At first this name provoked many smiles, for everyone asked whom there was for this teacher to direct, since she had no assistants, and since she must leave her little scholars in liberty. But her direction is much more profound and important than that which is commonly understood, for this teacher directs the life and the soul.
Second. The education of the senses has, as its aim, the refinement of the differential perception of stimuli by means of repeated exercises.
There exists a sensory culture, which is not generally taken into consideration, but which is a factor in esthesiometry.

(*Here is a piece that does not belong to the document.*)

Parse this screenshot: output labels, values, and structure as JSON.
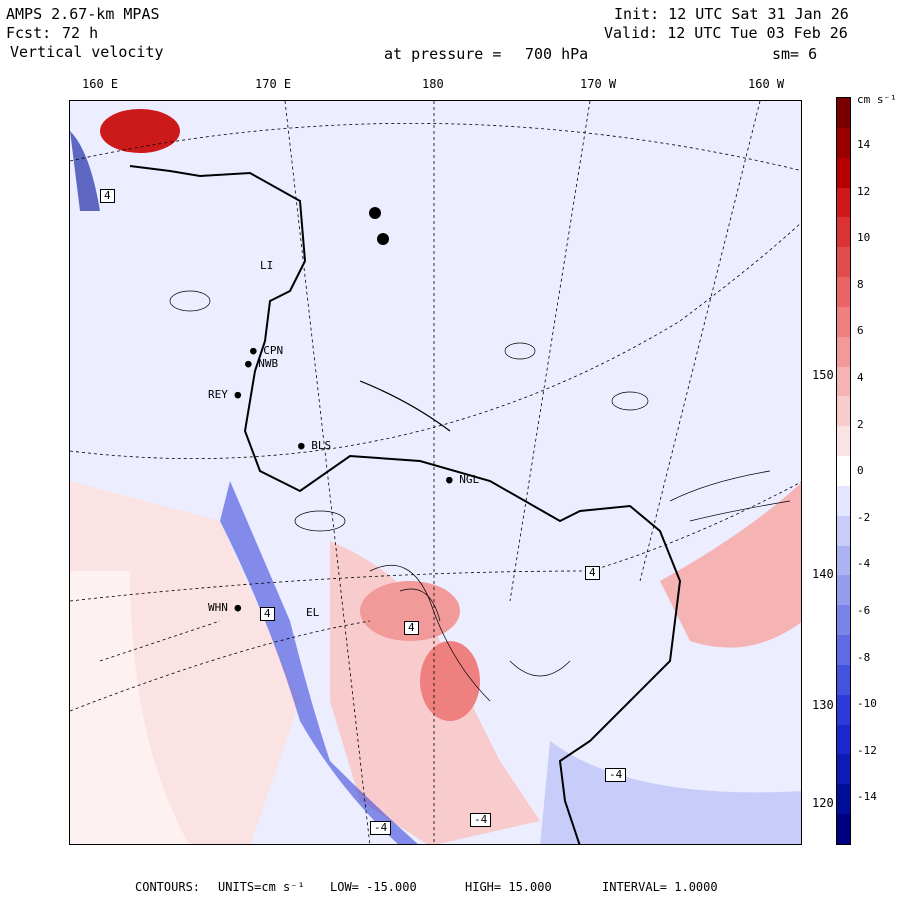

For example, in the mental tests which are used in France, or in a series of tests which De Sanctis has established for the diagnosis of the intellectual status, I have often seen used cubes of different sizes placed at varying distances. The child was to select the smallest and the largest, while the chronometer measured the time of reaction between the command and the execution of the act. Account was also taken of the errors. I repeat that in such experiments the factor of culture is forgotten and by this I mean sensory culture.
Our children have, for example, among the didactic material for the education of the senses, a series of ten cubes. The first has a base of ten centimetres, and the others decrease, successively, one centimetre as to base, the smallest cube having a base of one centimetre. The exercise consists in throwing the blocks, which are pink in colour, down upon a green carpet, and then building them up into a little tower, placing the largest cube as the base, and then placing the others in order of size until the little cube of one centimetre is placed at the top.
The little one must each time select, from the blocks scattered upon the green carpet, "the largest" block. This game is most entertaining to the little ones of two years and a half, who, as soon as they have constructed the little tower, tumble it down with little blows of the hand, admiring the pink cubes as they lie scattered upon the green carpet. Then, they begin again the construction, building and destroying a definite number of times.